Last year, Vevo got a new CEO. Now it has a new look.
Still to come, it hopes: A new business model.
The music video service — part-owned by Sony and Universal Music, two of the music industry’s biggest labels — is showing off a new design today. It includes a neat feature on its iOS and Android apps that lets users “stretch” a video so it will play vertically, Snapchat-style.
It also announced plans to update its programming and said it has hired actual human beings who will host the videos, on and off the service.*
All of this is meant to get people to consume more videos on Vevo’s own properties instead of watching Vevo videos on YouTube and other sites/apps.
Vevo wants that to happen because it makes more money from ads on its own real estate.

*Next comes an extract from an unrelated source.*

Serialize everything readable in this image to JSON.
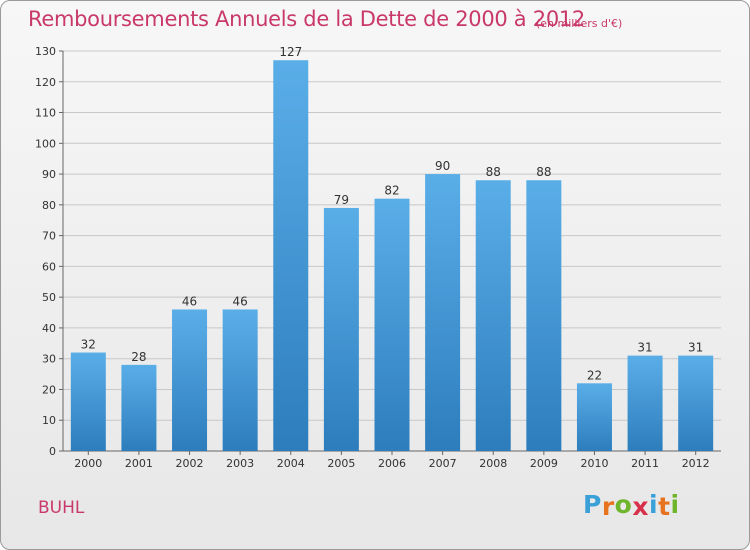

And also because, at some point this year, it wants to start selling a subscription service that will only work on its own properties.
The move to launch a subscription service — which Vevo CEO Erik Huggers announced at the Code Media conference in February but has yet to flesh out — is part of Huggers’s overall plan to reduce the company’s dependence on YouTube. YouTube not only supplies Vevo’s biggest source of traffic, but is also a part owner of the service.
Vevo and YouTube’s relationship is a fraught one, and always has been (tl;dr: Both sides need each other and resent each other). It’s theoretically possible that Vevo, and the music labels that own it, may bail on YouTube/Google altogether and take their talents to Facebook. But that’s unlikely.
More realistic: Everyone sucks it up and carries on.
If that’s the case, then Huggers, who joined the company in April 2015, and his team will have to convince video viewers to think of Vevo as a music site they can hang out on, instead of a place to go and watch a specific video, like they do on YouTube.
That’s a tough sell, since we’re in a world where the biggest platforms — Facebook, Snapchat, etc. — keep increasing their audience and engagement numbers at the expense of everyone else.
Huggers says he’s going to try anyway, comparing Vevo to a record store, which was a physical place where humans would visit and purchase discs of recorded music: “We are the platform that is the specialty store.”
* Good litmus test: If you read that last bit and thought, “Just like Martha Quinn!” you are old. Me too!